You can integrate by parts twice and algebraically solve for the integral to get $\int \setminus {e}^{5 x} \cos 3 x \setminus \mathrm{dx} = \frac{5}{34} {e}^{5 x} \cos 3 x + \frac{3}{34} {e}^{5 x} \sin 3 x + C$

#### Explanation:

Let $I = \int \setminus {e}^{5 x} \cos 3 x \setminus \mathrm{dx}$. Now let $u = {e}^{5 x}$ and $\mathrm{dv} = \cos 3 x \setminus \mathrm{dx}$ so that $\mathrm{du} = 5 {e}^{5 x} \setminus \mathrm{dx}$ and $v = \frac{1}{3} \sin 3 x$.

Then $I = \frac{1}{3} {e}^{5 x} \sin 3 x - \frac{5}{3} \int \setminus {e}^{5 x} \sin 3 x \setminus \mathrm{dx}$.

For this next integral, let $u = {e}^{5 x}$ and $\mathrm{dv} = \sin 3 x \setminus \mathrm{dx}$ so that $\mathrm{du} = 5 {e}^{5 x}$ and $v = - \frac{1}{3} \cos 3 x$. It follows that

$I = \frac{1}{3} {e}^{5 x} \sin 3 x - \frac{5}{3} \left(- \frac{1}{3} {e}^{5 x} \cos 3 x + \frac{5}{3} \int {e}^{5 x} \cos 3 x \setminus \mathrm{dx}\right)$

$= \frac{1}{3} {e}^{5 x} \sin 3 x + \frac{5}{9} {e}^{5 x} \cos 3 x - \frac{25}{9} I$.

Therefore, $\frac{34}{9} I = \frac{1}{3} {e}^{5 x} \sin 3 x + \frac{5}{9} {e}^{5 x} \cos 3 x$.

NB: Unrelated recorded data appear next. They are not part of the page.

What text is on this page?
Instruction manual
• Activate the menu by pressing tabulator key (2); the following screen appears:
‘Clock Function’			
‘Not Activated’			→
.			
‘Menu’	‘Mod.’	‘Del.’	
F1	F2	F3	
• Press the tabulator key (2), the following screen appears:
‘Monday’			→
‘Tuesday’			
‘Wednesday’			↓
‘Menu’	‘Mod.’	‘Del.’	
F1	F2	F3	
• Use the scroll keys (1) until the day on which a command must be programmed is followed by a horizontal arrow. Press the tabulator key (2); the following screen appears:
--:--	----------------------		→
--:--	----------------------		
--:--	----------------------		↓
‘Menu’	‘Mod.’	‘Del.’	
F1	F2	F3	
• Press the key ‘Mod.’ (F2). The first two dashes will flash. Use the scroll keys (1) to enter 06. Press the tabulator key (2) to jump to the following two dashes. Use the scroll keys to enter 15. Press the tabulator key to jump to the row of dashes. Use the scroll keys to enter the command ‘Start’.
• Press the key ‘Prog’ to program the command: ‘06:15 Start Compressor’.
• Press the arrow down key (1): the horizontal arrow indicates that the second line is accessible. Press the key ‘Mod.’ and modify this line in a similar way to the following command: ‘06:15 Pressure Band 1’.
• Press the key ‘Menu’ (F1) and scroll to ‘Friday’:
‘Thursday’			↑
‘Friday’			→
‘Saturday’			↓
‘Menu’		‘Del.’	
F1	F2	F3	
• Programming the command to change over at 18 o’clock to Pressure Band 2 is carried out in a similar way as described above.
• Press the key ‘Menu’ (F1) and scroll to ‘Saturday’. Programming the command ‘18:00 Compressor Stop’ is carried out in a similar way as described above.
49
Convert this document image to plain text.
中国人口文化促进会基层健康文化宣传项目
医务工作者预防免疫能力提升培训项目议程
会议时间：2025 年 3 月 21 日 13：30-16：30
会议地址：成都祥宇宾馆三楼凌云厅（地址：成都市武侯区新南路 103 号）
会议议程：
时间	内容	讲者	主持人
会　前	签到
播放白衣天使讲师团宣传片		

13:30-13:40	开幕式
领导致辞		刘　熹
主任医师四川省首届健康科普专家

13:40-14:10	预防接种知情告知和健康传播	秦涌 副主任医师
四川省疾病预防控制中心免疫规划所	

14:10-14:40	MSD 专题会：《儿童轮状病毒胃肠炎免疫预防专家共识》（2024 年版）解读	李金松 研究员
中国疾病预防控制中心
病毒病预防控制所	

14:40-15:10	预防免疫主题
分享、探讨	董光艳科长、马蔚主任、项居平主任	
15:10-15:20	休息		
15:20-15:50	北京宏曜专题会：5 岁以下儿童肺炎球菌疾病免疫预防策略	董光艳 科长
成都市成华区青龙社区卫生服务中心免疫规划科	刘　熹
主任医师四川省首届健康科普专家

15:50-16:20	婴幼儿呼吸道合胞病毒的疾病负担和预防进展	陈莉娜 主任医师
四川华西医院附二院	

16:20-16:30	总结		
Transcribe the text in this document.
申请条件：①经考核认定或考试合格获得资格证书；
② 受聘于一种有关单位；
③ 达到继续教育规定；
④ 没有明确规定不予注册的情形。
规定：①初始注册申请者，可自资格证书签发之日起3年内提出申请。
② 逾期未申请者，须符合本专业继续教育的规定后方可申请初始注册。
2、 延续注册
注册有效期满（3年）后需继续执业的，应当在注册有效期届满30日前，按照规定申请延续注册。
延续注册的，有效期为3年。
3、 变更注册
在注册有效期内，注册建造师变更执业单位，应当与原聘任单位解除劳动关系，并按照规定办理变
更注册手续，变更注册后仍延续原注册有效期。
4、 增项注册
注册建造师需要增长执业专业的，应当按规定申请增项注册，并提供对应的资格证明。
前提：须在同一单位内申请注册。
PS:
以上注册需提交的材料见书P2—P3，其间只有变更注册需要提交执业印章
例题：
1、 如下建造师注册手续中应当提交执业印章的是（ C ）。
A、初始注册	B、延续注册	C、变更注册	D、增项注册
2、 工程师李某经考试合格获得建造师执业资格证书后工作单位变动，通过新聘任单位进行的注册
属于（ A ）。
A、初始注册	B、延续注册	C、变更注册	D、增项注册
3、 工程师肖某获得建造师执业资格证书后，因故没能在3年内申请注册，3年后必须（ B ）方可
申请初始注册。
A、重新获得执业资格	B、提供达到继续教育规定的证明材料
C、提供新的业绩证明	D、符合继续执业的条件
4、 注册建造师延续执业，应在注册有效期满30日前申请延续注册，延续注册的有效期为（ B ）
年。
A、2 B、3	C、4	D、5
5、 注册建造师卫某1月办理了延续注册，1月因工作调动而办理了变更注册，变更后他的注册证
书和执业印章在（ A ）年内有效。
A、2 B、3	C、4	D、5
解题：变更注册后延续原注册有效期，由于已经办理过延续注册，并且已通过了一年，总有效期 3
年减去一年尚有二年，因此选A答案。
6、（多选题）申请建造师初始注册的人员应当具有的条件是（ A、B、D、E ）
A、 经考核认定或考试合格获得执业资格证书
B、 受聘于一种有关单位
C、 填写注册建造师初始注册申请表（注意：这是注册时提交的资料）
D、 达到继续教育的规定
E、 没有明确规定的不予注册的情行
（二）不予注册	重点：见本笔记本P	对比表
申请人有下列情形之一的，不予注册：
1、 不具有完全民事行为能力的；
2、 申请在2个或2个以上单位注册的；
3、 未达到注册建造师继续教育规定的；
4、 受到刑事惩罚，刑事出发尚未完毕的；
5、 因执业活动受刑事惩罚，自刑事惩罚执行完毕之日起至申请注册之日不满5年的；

Multiplying both sides by $\frac{9}{34}$, rearranging, and tacking on a $+ C$ at the end gives

$I = \int \setminus {e}^{5 x} \cos 3 x \setminus \mathrm{dx} = \frac{5}{34} {e}^{5 x} \cos 3 x + \frac{3}{34} {e}^{5 x} \sin 3 x + C$.